I am made to understand that competence for these banks lied on serving small, medium and micro businesses. Will big bank swallowing these small and medium banks fill the gap?
To site a case at hand, is NMB going to be friendly in terms of access and cost effective to Manzese or Temeke or Mwenge or Njia panda Himo petty traders as is the case with relatively small banks such as DCB or Finca?
IMF e-library sources (seewww. elibrary.imf.org) on banks soundness and macroeconomic policy report dated 1996, looking into 10 challenges confronting regulators and supervision on banks stated that all too often regulators, legislators or supervisors fail to come out with robust solution and meet acknowledged challenges adequately facing banking operation.
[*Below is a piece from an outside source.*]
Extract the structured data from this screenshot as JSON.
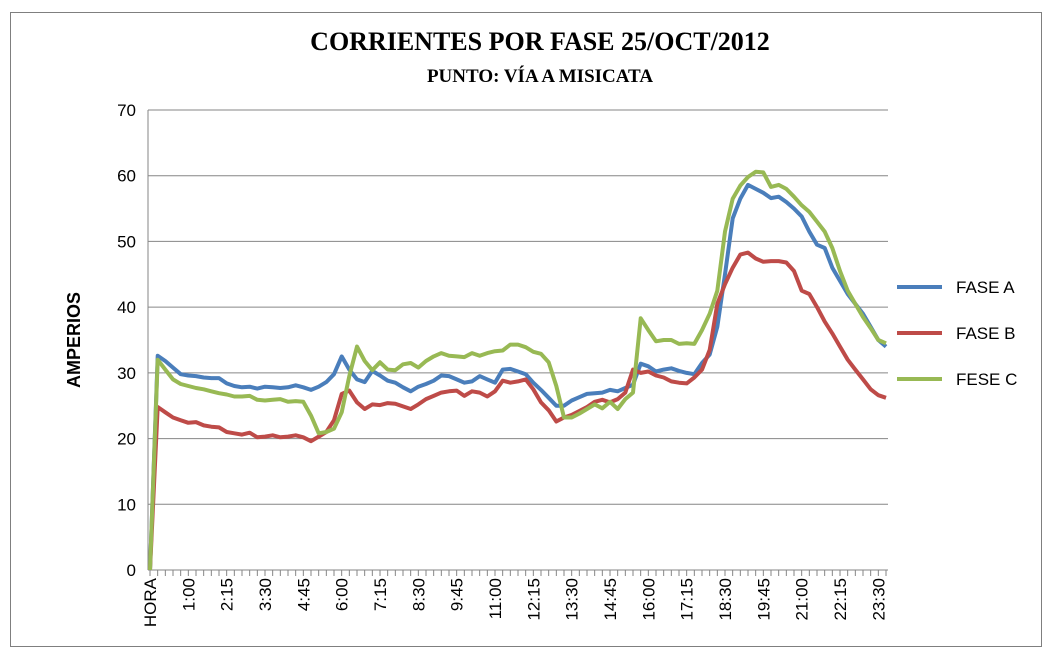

The article further nodded that poorly designed incentive structure may encourage banks supervisors to pursue business interest that detract from bank soundness concluding it is not appropriate, however, to adjust prudential regulations in an attempt to use them as macroeconomic instruments.
Regulations, which in my view are key, according to the report illustrate that banks may fail by regulator being too lax, too intrusive, poorly premeditated, or ineffectively executed. Analysing deficiencies in regulation and supervision from selected banks regulator from 34 countries i.e. Argentina, Bangladesh, Bolivia, Brazil, Chile, Czech Republic, Egypt , Estonia, Finland, France, Ghana, Hungary, Indonesia, Japan, Kazakhstan, Kuwait, Latvia, Lithuania, Malaysia, Mexico, Norway, Pakistan, Paraguay, Philippines, Poland, Russia, Spain, Sweden, Tanzania, Thailand, Turkey United States, Venezuela and Zambia identified deficiencies in regulation and supervisions that in my onion could provide a lesson learning.
In detail on Tanzania, the study noted that practical regulations were frail; supervision was lax and concerted on compliance with credit allocation plans rather than financial condition and above all, there was insufficient loan classification and provisioning.
Could findings for such assessment explain why keeping the banking system sound and robust is right and timely to growth of the economy?